Ebenfalls auf Antrag der FDP/DVP befasste sich der Ausschuss mit Struktur und Zielgenauigkeit von Förderprogrammen für kleinere und mittlere Betriebe. Die Liberalen hatten dazu einen umfangreichen Fragenkatalog an das Ministerium gerichtet. Für die ausführlichen Antworten und die Auflistung von 73 Einzelprogrammen wurde Ministerin Dr. Hoffmeister-Kraut laut Dr. Schweickert von allen Fraktionen gelobt. Die Ministerin erklärte, dass die Programme ständig angepasst würden. Dabei orientiere man sich an den Bedürfnissen der Betriebe.
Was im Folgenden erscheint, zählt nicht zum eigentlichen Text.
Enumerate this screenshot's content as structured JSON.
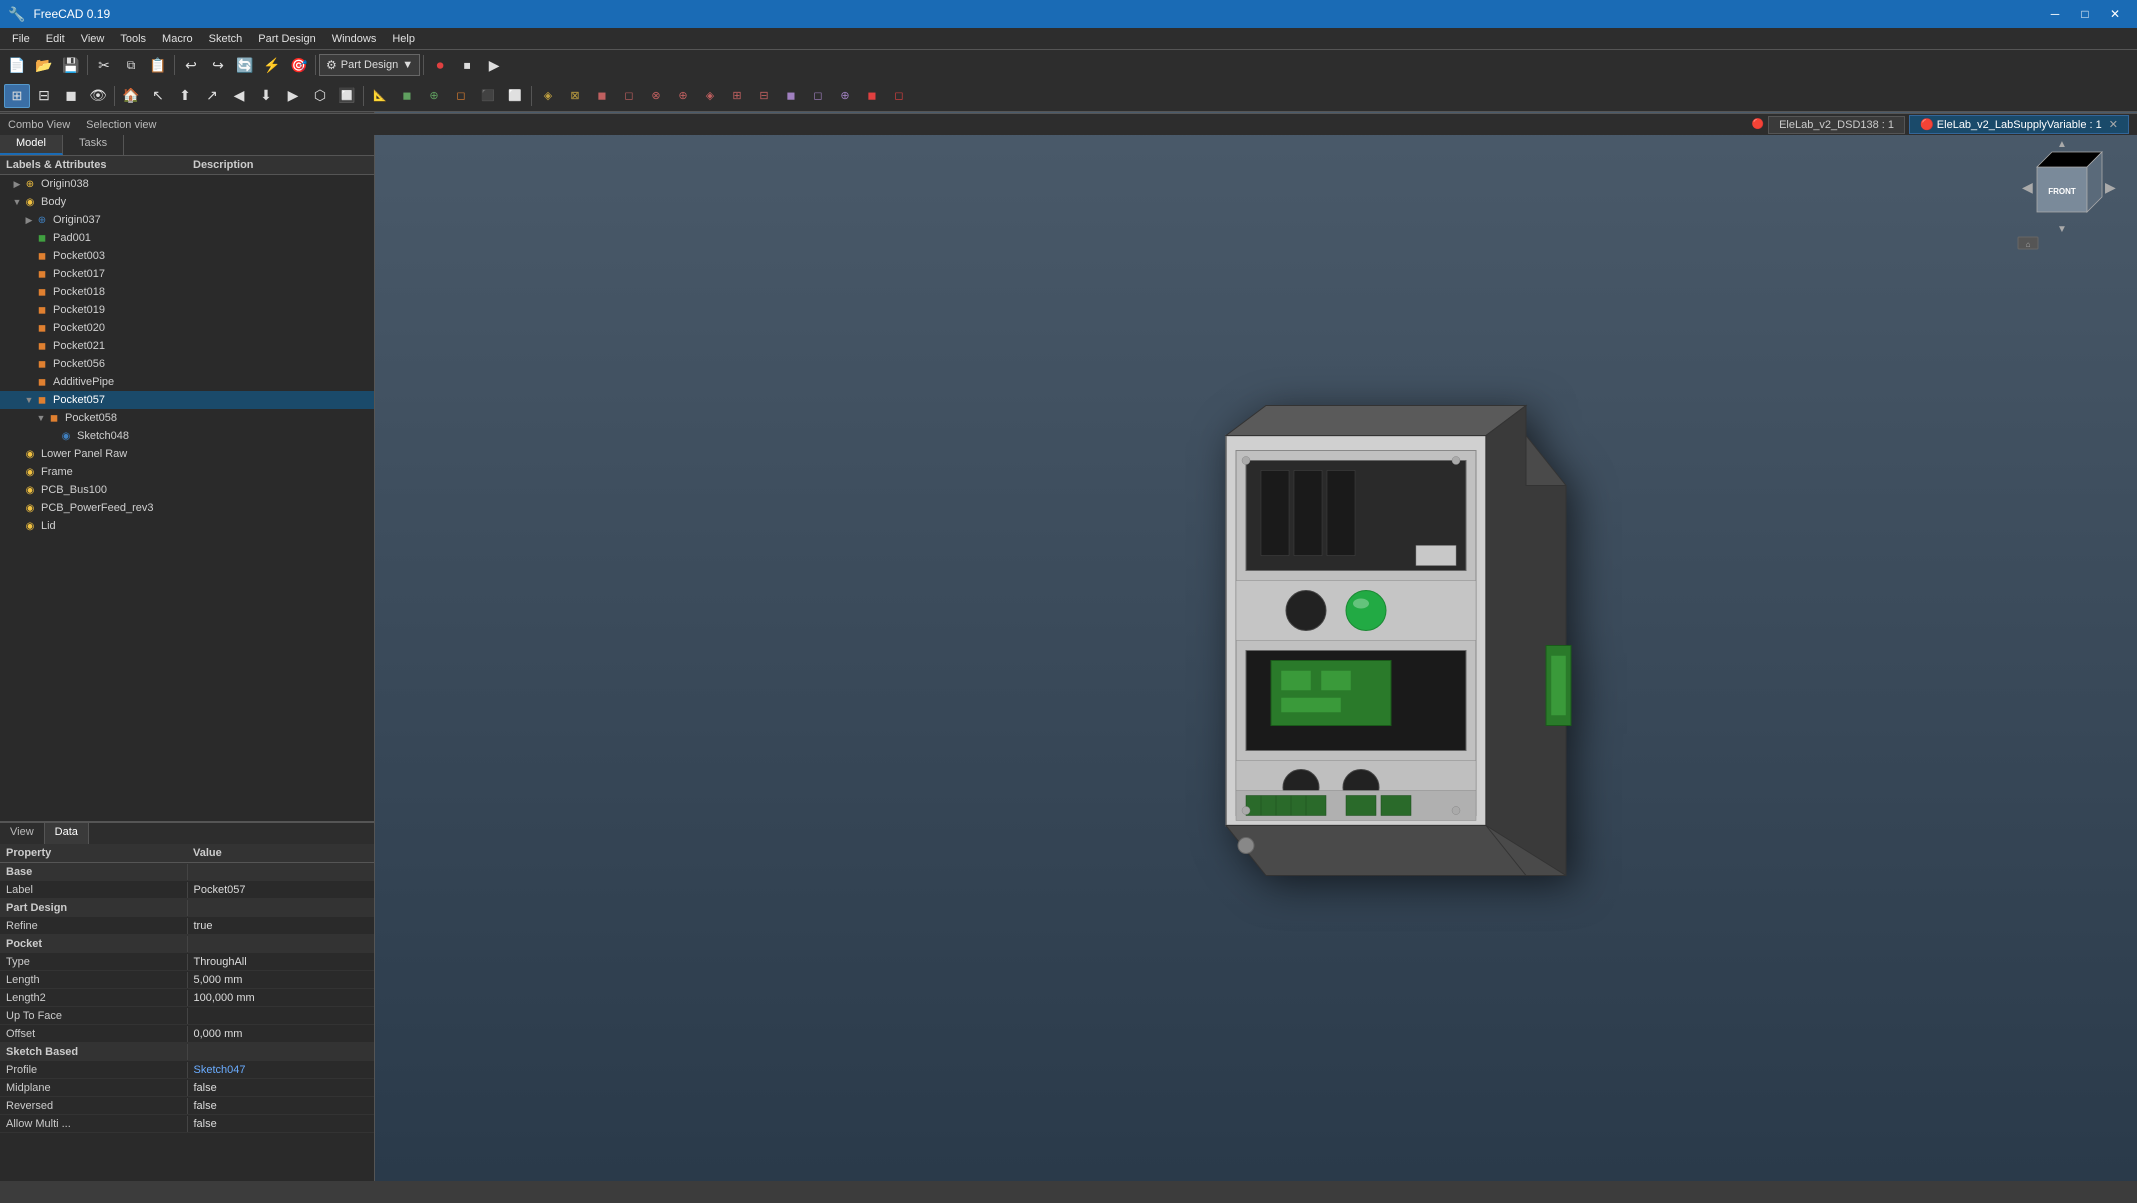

Auf Nachfrage der SPD habe die Ministerin erklärt, dass die Programme ab 2023 auch durch externe Dienstleister evaluiert werden sollen.
Der Ausschussvorsitzende wies zum Abschluss der Sitzung darauf hin, dass die Mitglieder auf seinen Antrag nach §36 der Geschäftsordnung des Landtags hin seit dem 15. März das sogenannte Expo-Gutachten einsehen können. Auf dessen Grundlage hatte die Landesregierung Ende Januar in einem vertraulichen Bericht darüber informiert, ob das Land wegen seiner ungewollten Beteiligung an der Weltausstellung 2020 in Dubai Ansprüche gegenüber Dritten geltend machen könne.